Понятие или, по-другому, понимание сути дела, обнаруживает себя в деятельности как универсальная понимающая способность, т. е. способность собственной мерой измерять любую вещь. Но как удается понятию совмещать меры? Получается одно из двух - либо у понятия собственной меры вовсе нет, и оно продажно пресмыкается перед вещью, дабы сохранить свое величие; либо - понятие иррационально, его гибкость лишь проявляет себя, но рациональными способами необъяснима.
У Гегеля понятие выводится из бытия и сущности, рационально, без всякой мистики. Ленин, штудируя «Науку логики», хоть и «отбрасывает боженьку», в вопросе гибкости понятия крайне внимателен к Гегелю. «Гениальна основная идея: всемирной, всесторонней, живой связи всего со всем и отражения этой связи - материалистически перевернутый Гегель - в понятиях человека, которые должны быть также обтесаны, обломаны, гибки, подвижны, релятивны, взаимосвязаны, едины в противоположностях, дабы обнять мир»[10].
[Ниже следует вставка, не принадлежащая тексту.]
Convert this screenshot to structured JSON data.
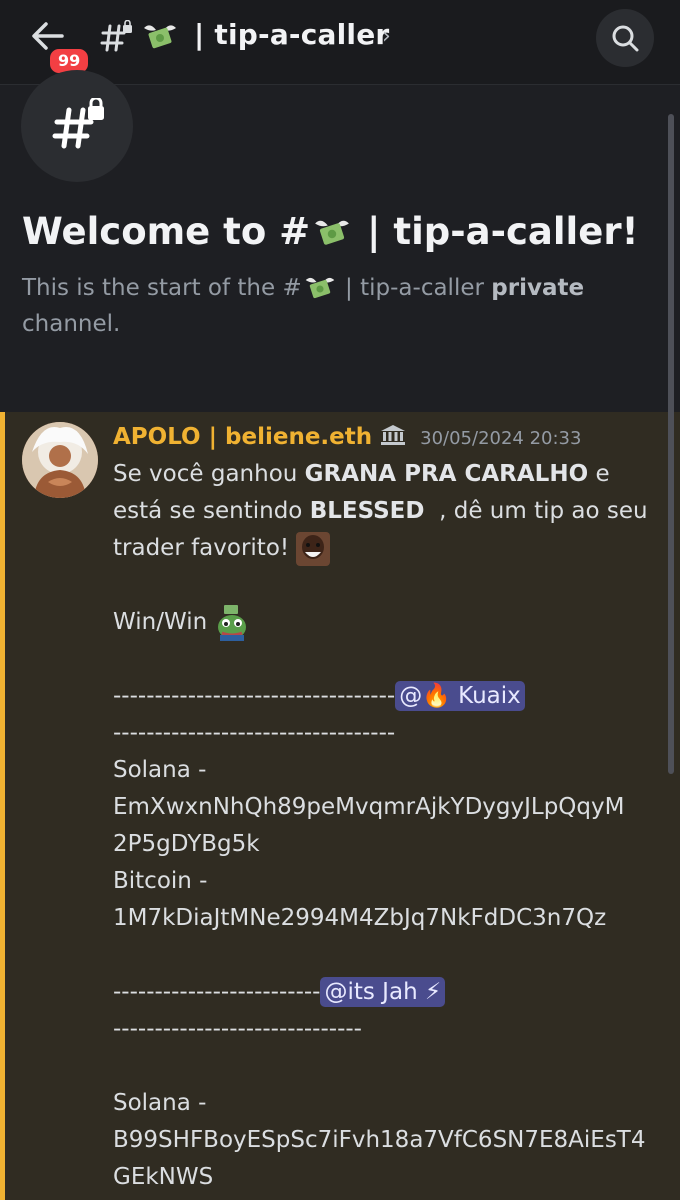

Понятие действительно «обнимает мир», но делает это изнутри. Но, получается, чтобы измерять мир понятием, эту понятийную меру я должен уже иметь внутри себя. Но ее-то откуда взять - из книги Гегеля? Но есть ли какой-то иной путь?
Ведь если мы говорим, что стол квадратный или - на улице темно, то невольно соотносим свои представления с понятием «квадратности», взятым из геометрии, понятием «темного», почерпнутым из естествознания. Но при построении личности задача ставится обнаружить связь всех понятий вещей - «всемирную, всестороннюю, живую», - отыскать начало этой связи в себе.
И здесь, конечно, нужно искать не в нейродинамических структурах мозга, а, еще раз отметим, в той области, где искал Сократ. Но где начало моего «я» в нашей капиталистической действительности? Вне общества я себя не найду. Человек рождается не «фихтеанским философом», как справедливо замечает Маркс при анализе товара в 1 главе «Капитала». Но тем не менее, даже для того, чтобы понять эту 1 главу Ленин предлагает проштудировать всю Логику Гегеля. Иначе ничего не поймешь.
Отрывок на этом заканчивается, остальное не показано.